Financial Times: The great ‘national interest’ fallacy

[From 14 Feb 2006 – maybe I will comment later on] 

Thaksin Shinawatra, Thailand’s billionaire prime minister, and Thierry Breton, France’s finance minister, might seem to have little in common, other than previous careers as successful corporate executives. But they share one conviction: that the interests of companies and countries are basically identical. Both are seriously mistaken. 

The main difference between them is that they start from opposite ends of the argument. Mr Thaksin took office vowing to run his country like a company, leading voters to hope he would enrich them as well. Mr Breton thinks countries – or rather their governments – should decide who runs large companies. 

Mr Thaksin’s beliefs have already been exposed as shaky. Not only has he been an indifferent economic manager; he faces accusations that the recent $1.9bn (£1.1bn) sale of his family’s stake in Thailand’s biggest mobile telephone company was made in murky circumstances that put personal gain before national interest. 

Mr Thaksin denies the allegations, saying the sale allowed him to focus on running the country undistracted by criticism that he was using his influence to benefit the family business. But his defence betrays a curious concept of national interest. Witness his lawyer’s protestations that pure “patriotism” led his children to buy 11 per cent of the company at Bt1 (1.5 pence) a share, only to sell it days later at a 4,900 per cent profit to Temasek, a Singaporean state group. If that is patriotism, I am a Thai noodle. 

Nobody accuses Mr Breton of using high office to feather his own nest. But his attempts to repel the hostile bid by Mittal Steel, the world industry leader, for Arcelor, its largest European rival, by proclaiming himself a “stakeholder” in Arcelor are rooted in the same fundamental misconception as Mr Thaksin’s political philosophy. 

There are many differences between government and business. But the most crucial is that government alone has the power to coerce. Prime ministers are uniquely placed to get the rules changed to suit their own purposes, as Silvio Berlusconi – another tycoon-politician, with uncanny similarities to Mr Thaksin – has demonstrated repeatedly in Italy. 

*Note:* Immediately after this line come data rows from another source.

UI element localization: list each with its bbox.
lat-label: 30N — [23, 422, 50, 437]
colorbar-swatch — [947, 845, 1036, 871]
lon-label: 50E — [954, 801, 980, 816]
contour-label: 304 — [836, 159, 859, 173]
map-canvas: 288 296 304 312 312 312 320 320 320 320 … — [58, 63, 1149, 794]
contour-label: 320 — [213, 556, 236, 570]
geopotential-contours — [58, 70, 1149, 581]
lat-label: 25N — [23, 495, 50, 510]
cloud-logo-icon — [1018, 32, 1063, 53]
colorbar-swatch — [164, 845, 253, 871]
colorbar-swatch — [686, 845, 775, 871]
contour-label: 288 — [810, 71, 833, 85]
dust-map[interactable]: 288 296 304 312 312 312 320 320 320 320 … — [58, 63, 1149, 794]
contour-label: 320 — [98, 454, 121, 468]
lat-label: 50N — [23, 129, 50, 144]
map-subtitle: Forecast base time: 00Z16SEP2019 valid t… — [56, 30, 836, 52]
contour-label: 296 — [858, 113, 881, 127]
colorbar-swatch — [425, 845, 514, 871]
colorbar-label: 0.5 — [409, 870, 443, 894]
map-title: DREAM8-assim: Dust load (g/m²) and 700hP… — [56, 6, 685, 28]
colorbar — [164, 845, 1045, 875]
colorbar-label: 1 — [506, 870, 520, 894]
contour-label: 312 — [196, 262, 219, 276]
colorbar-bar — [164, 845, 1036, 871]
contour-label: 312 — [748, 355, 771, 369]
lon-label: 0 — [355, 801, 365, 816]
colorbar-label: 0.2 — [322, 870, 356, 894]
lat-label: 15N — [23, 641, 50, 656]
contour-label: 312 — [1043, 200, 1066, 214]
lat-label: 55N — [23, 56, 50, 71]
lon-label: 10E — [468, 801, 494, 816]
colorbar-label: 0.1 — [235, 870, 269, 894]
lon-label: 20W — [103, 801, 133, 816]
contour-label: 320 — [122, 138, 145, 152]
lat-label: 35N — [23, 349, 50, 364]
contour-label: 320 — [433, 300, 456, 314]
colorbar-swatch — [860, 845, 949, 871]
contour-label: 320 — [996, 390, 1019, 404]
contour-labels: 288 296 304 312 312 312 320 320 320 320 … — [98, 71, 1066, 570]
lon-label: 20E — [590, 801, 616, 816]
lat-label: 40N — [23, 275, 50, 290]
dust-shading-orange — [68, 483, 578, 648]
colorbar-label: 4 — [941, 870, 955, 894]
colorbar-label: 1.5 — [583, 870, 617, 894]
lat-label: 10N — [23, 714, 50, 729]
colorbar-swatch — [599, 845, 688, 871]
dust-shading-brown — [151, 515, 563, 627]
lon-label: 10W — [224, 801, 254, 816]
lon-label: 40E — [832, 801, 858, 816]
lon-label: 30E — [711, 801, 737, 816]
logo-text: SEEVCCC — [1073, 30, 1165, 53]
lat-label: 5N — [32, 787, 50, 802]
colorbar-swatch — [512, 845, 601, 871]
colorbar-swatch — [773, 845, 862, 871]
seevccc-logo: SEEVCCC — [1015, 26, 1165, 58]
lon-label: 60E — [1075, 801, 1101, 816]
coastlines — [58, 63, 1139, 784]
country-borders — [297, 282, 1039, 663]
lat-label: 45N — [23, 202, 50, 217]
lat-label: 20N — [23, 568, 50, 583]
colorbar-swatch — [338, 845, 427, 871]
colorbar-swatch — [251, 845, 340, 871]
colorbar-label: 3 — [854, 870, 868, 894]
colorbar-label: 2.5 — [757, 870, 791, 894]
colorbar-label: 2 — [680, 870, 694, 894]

By the same token, Mr Breton’s novel re-definition of corporate governance principles would not make him a “stakeholder” in any accepted business sense. It would, instead, give him the right to override all other parties, not least Arcelor’s legal owners. The logic of his argument would entitle him to impose on the company, in the name of national interest, whatever he and his fellow ministers chose. 

Arbitrary and opportunistic official intervention in defence of vested interests of any kind distorts markets. It is also bad for the state. By aligning politicians selectively in support of producers, it blurs the vital distinction between players and referee. Governments cannot effectively discharge their duty to set and enforce the rules of the game if they are also taking part in it. 

There are, nonetheless, rare circumstances when intervention can be justified. One is a genuine threat to national security. A takeover by Gazprom, the Russian energy group, of Centrica, a leading UK gas company, would be such a case. Gazprom is a thinly veiled arm of the Kremlin and its readiness to put an abrupt stop to gas supplies to Russia’s less pliant neighbours raises serious questions about its commercial independence and reliability. 

No such caveat applies to Mittal or Arcelor. Nor did the US Congress’s decision last year to pre-empt national security vetting procedures and block the bid by China’s CNOOC for Unocal pass the test. CNOOC is state-owned and has a mandate to promote China’s energy security. But ownership of Unocal would have given it control over a tiny fraction of US oil supplies, which could have been easily replaced from elsewhere. 

That display of chauvinism was, like France’s – and other European countries’ – opposition to the Mittal bid, a response to fear of foreigners and to special pleading by the target company. But they lack even the figleaf of an excuse that a Mittal takeover of Arcelor could lead to domination of strategic national interests by a foreign power. 

Indeed, Mittal is as close to being stateless as a company can be. With a worldwide spread of assets, stock exchange listings in three countries, an Indian-born chairman based in London and a multinational staff, it symbolises global competition in its purest form. That – and anxiety that Mittal’s ruthless dedication to raising operating efficiency would lead to short-term job losses that an unpopular government can ill afford – is what really has the French establishment up in arms. 

No such scruples, of course, deterred Mr Thaksin’s family from selling out to a foreign bidder, and a state-owned one at that. The French government lays claim to loftier motives in its defence. But its real agenda, and its attempts to dress up self-interest as high-flown principle, are no less self-serving.

One response to “Financial Times: The great ‘national interest’ fallacy

  1. Welcome to blogging, Naphat.

    I don’t think you want to get me started on FT and their coverage of Thailand. It does at least remind me that I should critique one of their articles sometime.